Den Maximalspuls kann man auch gut ohne Laktatmessung ermitteln. Schließlich hat nicht jeder immer ein Labor mit beim Training dabei. Und wenn es auch mit der Genauigkeit vielleicht etwas hapert, so gibt es doch einen guten Anhaltswert. Schließlich geht bei Puls und Belastung nicht um scharf abgegrenzte Schwllen, sondern um mehr oder weniger ausgedehnte Bereiche.
Um den Maximalpuls zu ermitteln, sollte man gut vorbereitet, sprich aufgewärmt sein und je nach Sportart eingelaufen, eingefahren oder eingeschwommen sein.

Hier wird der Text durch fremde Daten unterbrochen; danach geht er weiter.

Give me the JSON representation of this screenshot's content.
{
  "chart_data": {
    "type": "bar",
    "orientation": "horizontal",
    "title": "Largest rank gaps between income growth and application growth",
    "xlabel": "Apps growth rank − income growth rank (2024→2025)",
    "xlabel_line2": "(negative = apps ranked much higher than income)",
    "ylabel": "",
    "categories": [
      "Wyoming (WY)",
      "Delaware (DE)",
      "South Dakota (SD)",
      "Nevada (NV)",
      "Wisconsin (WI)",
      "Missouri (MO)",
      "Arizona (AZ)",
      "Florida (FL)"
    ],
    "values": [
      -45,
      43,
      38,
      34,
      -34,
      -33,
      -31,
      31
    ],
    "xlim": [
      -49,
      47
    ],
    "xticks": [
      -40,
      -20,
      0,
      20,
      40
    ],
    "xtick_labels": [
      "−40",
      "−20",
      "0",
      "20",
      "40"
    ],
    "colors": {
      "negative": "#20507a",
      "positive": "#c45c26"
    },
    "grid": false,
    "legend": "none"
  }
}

Für mich ist gerade der Schwimmsport von persönlichem Interesse, beim Laufen oder Radfahren wäre das Vorgehen analog:
* 10-15 Minuten Aufwärmen / Gymnastik
* 200-400m einschwimmen
* 4-6x 25m Sprint-Schwimmen mit maximaler intensität, dabei am ende jeder Bahn (25m) schnell
rausklettern und wieder mit Startsprung (Beckenrand) starten
* Unmittelbar nach dem letzen Sprint den Puls messen
=> Maximalpuls
Wenn man dann noch seinen Ruhepuls kennt, kann man auch ohne Blutabnahme und Laboranalyse seinen jeweiligen Trainingspulsbereich z.B. nach der Karvonen-Formel (siehe Wikipedia) bestimmen.
Für Hobby-Sportler reicht das an Genauigkeit locker aus. Selbst im Amateur-Leistungssport kommt man damit noch gut zurecht.
Wichtig ist, dass man sich kurz und knackig, mit maximaler Intensität ausbelastet.